Focus Numérique – Avez-vous une image dans l'histoire de la photographie qui vous a marqué ?

Jean-Fabien Leclanche – L'exécution d’un rebelle vietcong à Saigon par Eddie Adams en 1968 m’a durablement marqué la première fois que je l’ai vue. Il déclenche à l’instant T, où la balle traverse le crâne de cet homme, encore vivant mais pourtant déjà mort. Cette photographie illustre parfaitement les propos de certains qui pensent que la photographie est en un sens supérieure au film, documentaire ou de fiction, dans certains cas.

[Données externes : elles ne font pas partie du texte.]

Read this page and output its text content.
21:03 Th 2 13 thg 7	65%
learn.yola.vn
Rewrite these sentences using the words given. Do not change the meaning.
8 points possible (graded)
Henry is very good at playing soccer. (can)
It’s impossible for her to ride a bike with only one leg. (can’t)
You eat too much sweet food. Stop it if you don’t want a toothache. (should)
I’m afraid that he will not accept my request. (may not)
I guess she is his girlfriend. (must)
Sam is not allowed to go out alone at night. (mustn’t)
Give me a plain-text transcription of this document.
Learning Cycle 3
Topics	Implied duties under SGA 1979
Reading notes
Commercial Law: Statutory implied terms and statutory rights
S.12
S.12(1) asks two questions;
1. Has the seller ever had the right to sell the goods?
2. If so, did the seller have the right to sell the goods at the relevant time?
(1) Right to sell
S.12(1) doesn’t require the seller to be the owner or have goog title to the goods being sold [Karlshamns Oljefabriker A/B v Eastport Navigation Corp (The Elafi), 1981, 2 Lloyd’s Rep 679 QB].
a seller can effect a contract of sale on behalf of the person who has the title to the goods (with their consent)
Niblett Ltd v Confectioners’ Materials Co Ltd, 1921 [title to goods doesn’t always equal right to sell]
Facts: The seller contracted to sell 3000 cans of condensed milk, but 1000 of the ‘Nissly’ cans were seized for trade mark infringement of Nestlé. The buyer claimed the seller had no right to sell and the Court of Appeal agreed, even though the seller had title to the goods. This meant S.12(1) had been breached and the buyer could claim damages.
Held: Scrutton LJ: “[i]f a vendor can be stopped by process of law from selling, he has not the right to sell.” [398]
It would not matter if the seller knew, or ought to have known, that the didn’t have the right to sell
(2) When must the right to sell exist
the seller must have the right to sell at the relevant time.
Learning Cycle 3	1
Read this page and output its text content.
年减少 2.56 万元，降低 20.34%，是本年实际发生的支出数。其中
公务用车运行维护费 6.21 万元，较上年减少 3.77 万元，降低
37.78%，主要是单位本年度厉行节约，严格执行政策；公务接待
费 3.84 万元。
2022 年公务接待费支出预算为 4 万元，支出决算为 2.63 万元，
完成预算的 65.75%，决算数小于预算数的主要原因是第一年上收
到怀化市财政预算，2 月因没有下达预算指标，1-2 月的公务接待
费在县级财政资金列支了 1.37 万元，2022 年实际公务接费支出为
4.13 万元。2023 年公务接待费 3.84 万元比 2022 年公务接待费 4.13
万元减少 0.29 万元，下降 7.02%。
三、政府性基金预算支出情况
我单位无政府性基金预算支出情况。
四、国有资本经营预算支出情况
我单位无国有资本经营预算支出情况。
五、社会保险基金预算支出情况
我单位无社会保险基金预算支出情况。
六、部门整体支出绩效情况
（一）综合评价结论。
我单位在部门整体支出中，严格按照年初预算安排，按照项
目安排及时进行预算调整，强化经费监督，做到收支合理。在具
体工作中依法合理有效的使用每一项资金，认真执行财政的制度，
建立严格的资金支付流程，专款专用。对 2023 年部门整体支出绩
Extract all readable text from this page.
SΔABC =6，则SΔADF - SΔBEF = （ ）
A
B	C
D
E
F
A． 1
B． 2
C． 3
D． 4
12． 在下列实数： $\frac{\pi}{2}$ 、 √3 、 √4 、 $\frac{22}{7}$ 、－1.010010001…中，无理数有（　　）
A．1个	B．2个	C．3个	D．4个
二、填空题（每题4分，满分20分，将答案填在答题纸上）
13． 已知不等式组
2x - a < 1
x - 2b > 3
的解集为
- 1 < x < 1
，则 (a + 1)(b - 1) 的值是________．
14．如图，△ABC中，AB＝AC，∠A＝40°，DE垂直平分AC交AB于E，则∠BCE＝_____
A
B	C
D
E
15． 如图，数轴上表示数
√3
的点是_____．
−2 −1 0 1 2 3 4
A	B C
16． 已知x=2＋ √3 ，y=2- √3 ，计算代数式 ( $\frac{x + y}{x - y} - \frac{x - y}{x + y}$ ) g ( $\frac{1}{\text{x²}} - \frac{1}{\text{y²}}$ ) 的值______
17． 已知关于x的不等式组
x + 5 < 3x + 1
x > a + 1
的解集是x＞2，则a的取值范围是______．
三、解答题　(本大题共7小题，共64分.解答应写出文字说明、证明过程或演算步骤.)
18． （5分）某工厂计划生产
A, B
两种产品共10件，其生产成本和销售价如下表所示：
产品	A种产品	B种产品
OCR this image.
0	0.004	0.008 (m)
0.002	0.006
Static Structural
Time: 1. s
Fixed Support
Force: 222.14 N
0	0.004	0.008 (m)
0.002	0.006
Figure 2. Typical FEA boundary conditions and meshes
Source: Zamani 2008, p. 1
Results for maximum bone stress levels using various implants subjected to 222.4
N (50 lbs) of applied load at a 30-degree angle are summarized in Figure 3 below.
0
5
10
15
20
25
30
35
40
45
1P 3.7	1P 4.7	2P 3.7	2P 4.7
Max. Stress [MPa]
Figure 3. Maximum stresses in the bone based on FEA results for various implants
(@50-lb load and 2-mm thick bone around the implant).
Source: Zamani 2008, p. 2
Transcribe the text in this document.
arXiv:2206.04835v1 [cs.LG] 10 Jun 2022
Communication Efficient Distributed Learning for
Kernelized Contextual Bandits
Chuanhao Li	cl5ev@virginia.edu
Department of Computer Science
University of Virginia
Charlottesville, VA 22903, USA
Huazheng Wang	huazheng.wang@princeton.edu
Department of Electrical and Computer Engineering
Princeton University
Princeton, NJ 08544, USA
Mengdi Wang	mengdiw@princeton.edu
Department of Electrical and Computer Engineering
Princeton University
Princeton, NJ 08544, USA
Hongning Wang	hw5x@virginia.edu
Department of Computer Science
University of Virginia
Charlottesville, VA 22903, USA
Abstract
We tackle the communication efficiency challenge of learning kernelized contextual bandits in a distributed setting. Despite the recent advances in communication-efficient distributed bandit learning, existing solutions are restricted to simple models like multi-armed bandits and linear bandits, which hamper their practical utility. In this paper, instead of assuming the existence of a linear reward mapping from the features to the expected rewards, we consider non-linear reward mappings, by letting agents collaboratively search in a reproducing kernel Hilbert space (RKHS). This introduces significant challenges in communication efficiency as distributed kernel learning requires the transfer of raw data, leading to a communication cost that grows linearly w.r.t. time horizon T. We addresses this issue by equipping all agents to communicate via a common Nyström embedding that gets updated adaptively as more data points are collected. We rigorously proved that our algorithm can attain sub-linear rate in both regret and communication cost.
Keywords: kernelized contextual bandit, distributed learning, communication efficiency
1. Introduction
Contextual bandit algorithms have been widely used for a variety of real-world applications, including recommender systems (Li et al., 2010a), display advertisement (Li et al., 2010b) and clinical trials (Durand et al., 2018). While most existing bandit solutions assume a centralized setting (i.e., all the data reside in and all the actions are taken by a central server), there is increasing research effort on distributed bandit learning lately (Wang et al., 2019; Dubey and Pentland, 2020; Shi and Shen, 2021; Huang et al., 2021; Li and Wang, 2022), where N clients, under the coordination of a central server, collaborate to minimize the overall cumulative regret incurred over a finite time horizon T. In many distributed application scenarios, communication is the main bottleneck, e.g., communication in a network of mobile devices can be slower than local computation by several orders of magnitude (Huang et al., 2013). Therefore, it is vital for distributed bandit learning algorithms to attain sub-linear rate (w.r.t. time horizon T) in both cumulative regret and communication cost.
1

crédit photo : Jean-Fabien Leclanche

Focus Numérique – Un projet en cours ?

Jean-Fabien Leclanche – Je travaille depuis un peu plus d’un an sur une série intitulée “Le Démon des Anges“, un road-trip nocturne, un western urbain dans les rues de Montreuil. Cette série est née d’une collaboration avec un musicien, Johnny Montreuil, dont j’avais posé le récit photographique à l’occasion de la sortie de son premier album. Johnny habite dans une caravane, en territoire gitan, et nous nous étions baladés de nuit dans ce bout de banlieue perdu aux frontières de l’autoroute A3. J’ai décidé de travailler sur une extension de cet univers, avec toujours la ville la nuit comme décor dans une ambiance à la Melville.
Un projet de beau livre d’art est associé à ce travail que j’ai l’occasion de présenter actuellement à Miami et dans plusieurs villes françaises, dont Nantes en mai 2017. Je poursuis mon travail de photographie mobile avec la production d’un tome 2 de Good Morning Montreuil, publié aux Éditions de Juillet, un projet berlinois et un rêve de résidence à Détroit et à La Nouvelle-Orléans.

L’exposition Good Morning Montreuil est à voir jusqu’au 2 janvier 2017 au 1, rue Kléber, à Montreuil.